Monday, July 23, 2012        Anna Oman, 443-562-9888,

Julie Ferris, 443-935-3536,

Baltimore Leaders Urge Congress to Raise Federal Minimum Wage

City Councilmembers Announce Support for the “Rebuild America Act,” Point to the Need for Economic Boost for City’s Struggling Families

BALTIMORE – As concern grows over Baltimore’s declining population, city leaders urged Congress today to raise the federal minimum wage, pointing to the boost it would provide to Baltimore’s struggling residents and to the city’s recovering economy.

City Council President Bernard C. “Jack” Young joined Mayor Stephanie Rawlings-Blake, members of the Baltimore City Council, minimum wage workers, clergy, and community supporters to announce a plan to introduce a City Council resolution supporting the “Rebuild America Act,” which Democrats hope to bring to a vote in the U.S. House of Representatives next month.

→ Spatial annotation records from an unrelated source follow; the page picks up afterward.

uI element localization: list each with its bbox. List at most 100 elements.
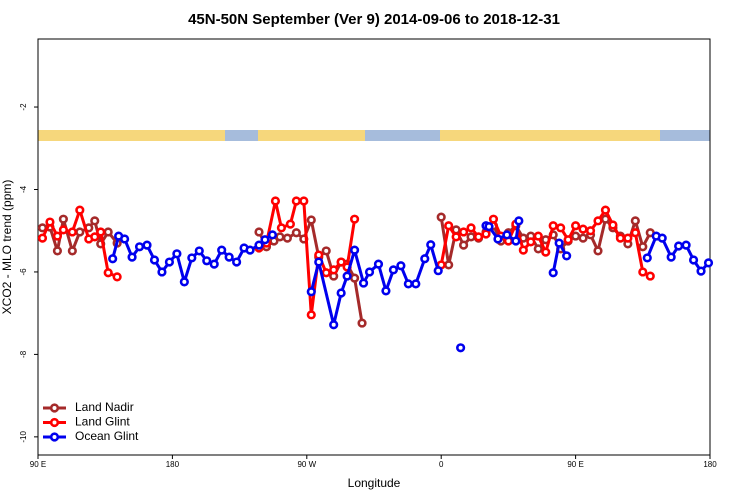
point [396,261,406,271]
point [358,278,369,288]
point [349,273,360,283]
point [456,343,466,353]
point [466,232,476,242]
point [514,216,524,226]
point [373,259,384,269]
point [638,242,648,252]
plot-frame [37,38,711,456]
x-tick-label: 90 E [567,460,583,469]
point [52,246,63,256]
point [45,217,55,227]
point [623,233,633,243]
point [58,225,68,235]
point [299,196,309,206]
point [336,257,346,267]
point [436,212,446,222]
point [67,246,77,256]
x-axis-label: Longitude [348,476,401,490]
point [642,253,652,263]
point [403,279,413,289]
point [645,271,655,281]
point [548,221,558,231]
point [615,233,626,243]
point [630,216,640,226]
point [484,221,494,232]
point [232,257,242,267]
point [578,233,588,243]
legend-label: Ocean Glint [75,429,139,443]
y-axis-label: XCO2 - MLO trend (ppm) [0,180,14,315]
point [37,233,48,243]
point [638,267,648,277]
point [459,227,469,237]
point [75,205,85,215]
point [466,223,476,233]
point [134,242,145,252]
point [270,196,281,206]
point [291,228,301,238]
point [127,252,137,262]
point [149,255,160,265]
point [563,235,573,245]
legend-marker [49,417,60,428]
point [518,245,528,255]
legend-label: Land Nadir [75,400,134,414]
point [411,279,421,289]
point [420,254,430,264]
point [554,238,564,248]
point [306,215,316,225]
point [179,277,189,287]
point [267,230,278,240]
point [688,255,699,265]
point [217,245,227,255]
point [526,237,536,247]
point [329,320,339,330]
point [433,266,443,276]
point [696,266,706,276]
point [502,230,512,240]
point [570,231,581,241]
point [90,216,100,226]
point [172,249,182,259]
y-tick-label: -8 [19,350,28,358]
point [511,236,521,246]
point [52,231,63,241]
point [381,286,391,296]
point [570,221,581,231]
point [103,227,113,237]
x-tick-label: 180 [166,460,180,469]
point [459,240,469,250]
point [349,245,360,255]
y-tick-label: -2 [19,103,28,111]
point [426,240,436,250]
point [103,268,113,278]
point [276,223,287,233]
point [493,234,503,244]
point [187,253,197,263]
point [533,231,543,241]
point [202,256,212,266]
point [112,272,122,282]
point [254,240,264,250]
point [164,257,175,267]
point [306,310,316,320]
point [260,235,270,245]
point [556,223,566,233]
chart-title: 45N-50N September (Ver 9) 2014-09-06 to … [188,11,560,28]
point [666,252,676,262]
point [120,234,130,244]
legend-label: Land Glint [75,415,130,429]
point [108,254,118,264]
point [75,227,85,237]
point [481,229,491,239]
point [321,268,331,278]
point [90,232,100,242]
point [285,219,295,229]
point [282,233,292,243]
legend-marker [49,432,60,442]
point [314,257,324,267]
point [681,240,691,250]
point [342,271,352,281]
point [548,268,558,278]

The bill would raise the federal minimum wage 85 cents a year for three years, bringing it to nearly $10 by late 2014. The law would then adjust the minimum wage each year to keep pace with the rising cost of living. It would also raise the sub-minimum wage of $2.13 for tipped employees for the first time in more than 20 years.

“Too many of our neighbors are struggling to make ends meet on wages that have not kept up with the cost of rent, food or transportation,” Young said. “Too many jobs in Baltimore have been replaced by low-wage jobs. If we don’t raise wages soon for our lowest paid workers, it will mean more families leaving our city, more small businesses that depend on consumer spending shutting their doors for good, and more vacant homes in our communities. Our city can’t afford inaction on this issue.”

Baltimore was one of just three major U.S. cities, along with Detroit and Cleveland, to experience a population decline in the last census. During the exodus of working families between 2000 and 2010, the city lost on average eight residents a day, represented at the press conference by eight silhouettes flanking presenters as they spoke.

Baltimore’s dwindling population has paralleled the decline in good family-sustaining jobs in the once thriving regional shipping and manufacturing center. Currently, just 6 percent of all jobs in the city are in mid-wage manufacturing while over 90 percent are in the low-paying service sector. 

Bruce Gross, a minimum wage worker who spoke at today’s press conference talked about the hardships he faces trying to support his family on $7.36 per hour.  “I’m trying to raise three kids and two nephews on minimum wage and it isn’t enough for even the basic necessities.  Raising the federal minimum wage could help end a huge struggle that families like mine face every day when we have to choose between paying bills and buying food or school supplies for our children.”

The wage increase would have a direct positive impact on the wages of 320,000 Marylanders and would generate $1 billion in new consumer spending in the state, according to Progressive Maryland.

Tuesday’s press conference is part of a national day of action by leaders, activists and community organizations in 30 cities across the country urging Congress to pass the “Rebuild America Act.”

Good Jobs Better Baltimore is a coalition of community organizations, unions and religious groups uniting to build an economy that works for everyone in our city.